Tytuł wpisu w pamiętniku odchudzania:
poniedziałek


Nie chcę zwalac na pogode i pore roku, ale wiosną naprawde lepiej i łatwiej jest się pilnowac. Wczoraj bylismy na roczku a tam tyle pysznosci no i torcik-achh.  Postanowiłam z panem ze biore paczke tych anty do konca i odstawiam to swinstwo dziewcyny nie moge poradzic sobie z twarza jestem bardzo ale to bardzo wysyfiona i to takie ropne wypryski obrzydlistwo. Byłam w sobote u kosmetyczki,polozyła mi jakies kwasy ,maseczki ale nie zawiele pomoglo teraz sie złuszczam jak zmija.
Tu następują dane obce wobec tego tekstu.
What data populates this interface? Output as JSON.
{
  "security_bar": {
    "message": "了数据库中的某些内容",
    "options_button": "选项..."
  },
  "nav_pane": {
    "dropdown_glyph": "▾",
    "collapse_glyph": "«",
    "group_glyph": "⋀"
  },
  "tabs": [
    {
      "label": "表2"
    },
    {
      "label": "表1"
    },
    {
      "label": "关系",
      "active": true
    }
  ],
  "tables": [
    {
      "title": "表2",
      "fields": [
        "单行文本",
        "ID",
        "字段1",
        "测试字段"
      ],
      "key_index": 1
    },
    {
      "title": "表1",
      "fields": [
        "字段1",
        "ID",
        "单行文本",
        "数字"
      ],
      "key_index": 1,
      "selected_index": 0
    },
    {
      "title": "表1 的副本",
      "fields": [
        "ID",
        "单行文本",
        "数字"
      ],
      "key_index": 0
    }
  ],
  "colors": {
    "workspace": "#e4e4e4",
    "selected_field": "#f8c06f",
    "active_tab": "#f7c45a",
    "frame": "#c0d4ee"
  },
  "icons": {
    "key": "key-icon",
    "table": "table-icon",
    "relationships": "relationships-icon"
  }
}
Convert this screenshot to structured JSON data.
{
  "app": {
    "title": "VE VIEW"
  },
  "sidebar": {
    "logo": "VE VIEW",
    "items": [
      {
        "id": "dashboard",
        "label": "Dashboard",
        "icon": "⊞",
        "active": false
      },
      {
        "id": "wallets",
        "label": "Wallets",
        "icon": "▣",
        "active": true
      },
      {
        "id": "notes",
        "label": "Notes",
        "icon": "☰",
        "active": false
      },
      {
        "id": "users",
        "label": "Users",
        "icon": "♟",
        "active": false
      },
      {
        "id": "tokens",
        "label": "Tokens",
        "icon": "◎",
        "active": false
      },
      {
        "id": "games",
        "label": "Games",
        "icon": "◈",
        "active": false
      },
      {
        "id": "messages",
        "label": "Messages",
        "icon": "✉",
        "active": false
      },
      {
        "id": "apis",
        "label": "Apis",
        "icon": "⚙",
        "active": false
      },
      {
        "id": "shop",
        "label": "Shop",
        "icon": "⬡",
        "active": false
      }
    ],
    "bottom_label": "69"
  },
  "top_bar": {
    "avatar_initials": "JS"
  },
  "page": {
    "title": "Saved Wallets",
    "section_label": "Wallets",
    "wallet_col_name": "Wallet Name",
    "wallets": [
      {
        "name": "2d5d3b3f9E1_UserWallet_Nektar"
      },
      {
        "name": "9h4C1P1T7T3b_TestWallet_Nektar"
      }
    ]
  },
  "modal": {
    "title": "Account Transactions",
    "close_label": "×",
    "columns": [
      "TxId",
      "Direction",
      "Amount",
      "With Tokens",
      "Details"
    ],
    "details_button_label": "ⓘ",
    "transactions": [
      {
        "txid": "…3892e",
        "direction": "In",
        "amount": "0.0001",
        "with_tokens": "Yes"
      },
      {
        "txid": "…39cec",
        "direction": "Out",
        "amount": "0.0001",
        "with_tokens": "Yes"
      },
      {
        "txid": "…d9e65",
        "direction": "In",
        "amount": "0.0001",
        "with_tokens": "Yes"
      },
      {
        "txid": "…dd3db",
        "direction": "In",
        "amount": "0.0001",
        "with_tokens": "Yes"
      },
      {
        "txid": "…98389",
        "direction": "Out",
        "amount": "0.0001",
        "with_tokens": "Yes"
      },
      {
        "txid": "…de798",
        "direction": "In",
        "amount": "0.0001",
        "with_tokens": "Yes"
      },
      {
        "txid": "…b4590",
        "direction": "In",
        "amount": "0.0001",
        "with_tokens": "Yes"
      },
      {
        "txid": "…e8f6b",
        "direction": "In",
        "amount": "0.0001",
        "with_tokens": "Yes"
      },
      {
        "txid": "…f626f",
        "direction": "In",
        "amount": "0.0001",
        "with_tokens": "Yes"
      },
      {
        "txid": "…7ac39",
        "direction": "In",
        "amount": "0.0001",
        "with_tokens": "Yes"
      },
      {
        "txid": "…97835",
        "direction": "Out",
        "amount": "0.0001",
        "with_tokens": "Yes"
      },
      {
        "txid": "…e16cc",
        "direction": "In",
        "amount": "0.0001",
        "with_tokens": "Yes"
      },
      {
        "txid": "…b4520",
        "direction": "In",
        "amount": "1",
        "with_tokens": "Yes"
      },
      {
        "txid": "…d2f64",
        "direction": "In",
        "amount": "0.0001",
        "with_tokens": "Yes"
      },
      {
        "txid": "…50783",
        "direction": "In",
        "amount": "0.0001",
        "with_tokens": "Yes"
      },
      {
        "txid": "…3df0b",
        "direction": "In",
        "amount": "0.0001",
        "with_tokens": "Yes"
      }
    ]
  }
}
Chyba zle dobrane te leki,ale nie bede próbowac innych w dupie to mam.

 Maja juz lepiej ale do konca tygodnia siedzi ze mna w doomu, troszke sie nudzimy,ale cóz.

Kupiłam cudo płaczczyk na alegro i kurcze za mały-ale zła jestem

oto i on:

jest z zary z cienkiego sliskiego materiału,piekna zielen taka soczysta trawa i co i wiadro... wystawiłam moze ktos kupi.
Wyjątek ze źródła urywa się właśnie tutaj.